Proprietary "Tendon Repair" Blends
Not Recommended
A number of branded products are marketed specifically for tendon or ligament repair — typically combining several ingredients at sub-therapeutic doses. Proprietary blends obscure individual doses, making it impossible to know whether any ingredient is present in amounts supported by evidence. The premium price rarely reflects superior evidence. Build your own stack from evidence-backed individual supplements rather than paying for a branded blend.

The Priority Stack

If budget or pill fatigue requires prioritisation, here is the order that maximises evidence-to-cost value across the full recovery arc:

1
Collagen + Vitamin C
Most specific to tendon healing. Taken before rehab. Non-negotiable if you take nothing else.
2
Creatine monohydrate
Preserves muscle during immobilisation, fuels rehab.
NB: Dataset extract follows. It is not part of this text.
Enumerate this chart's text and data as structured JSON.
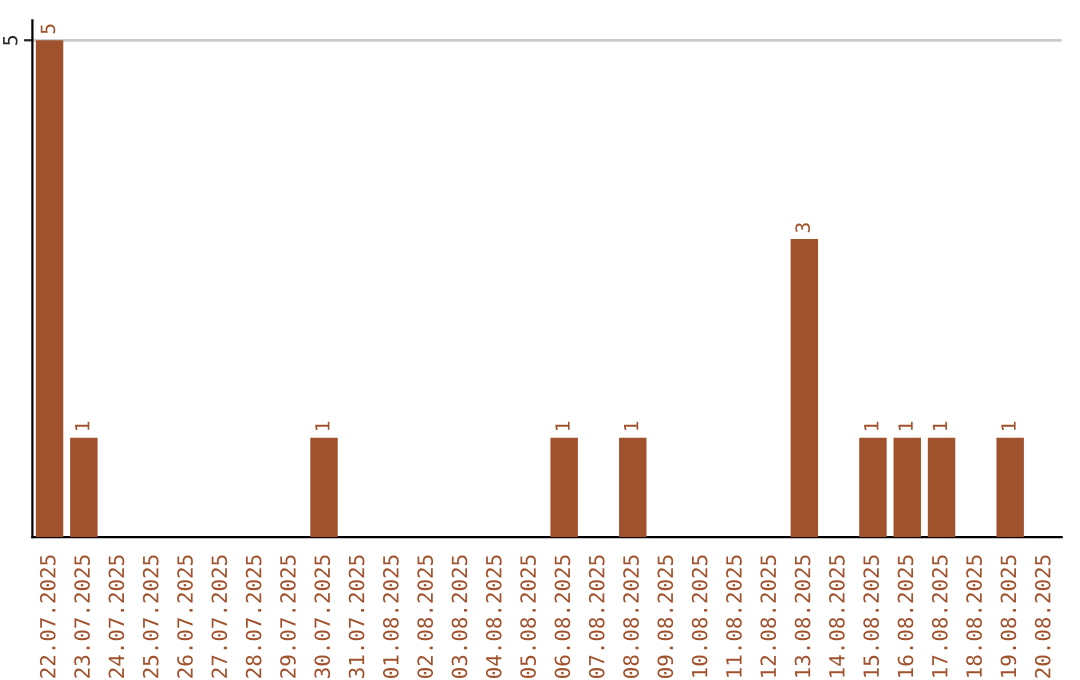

Cheap, safe, extensively researched.
3
Omega-3s (EPA+DHA)
Reduces systemic inflammation, supports muscle protein synthesis. Relevant across all phases.
4
HMB
Specific to disuse atrophy. High priority during boot phase, reduces importance post-immobilisation.
5
Vitamin D (if deficient)
Get tested. Correct if deficient. Skip if already sufficient.
6
Magnesium glycinate
Low cost, common deficiency, supports sleep and muscle function. Worth adding.
7
Curcumin + piperine
Plausible anti-inflammatory. Only effective with piperine. Good addition once 1–6 are in place.
The honest bottom line

No supplement replaces progressive mechanical loading, adequate dietary protein, and a well-structured rehabilitation programme. Supplements support the conditions for healing — they do not drive it. The first four items on the priority stack have strong evidence and should be thought of as standard of care additions to rehabilitation, not optional extras. The rest are lower priority enhancements with plausible but more limited evidence.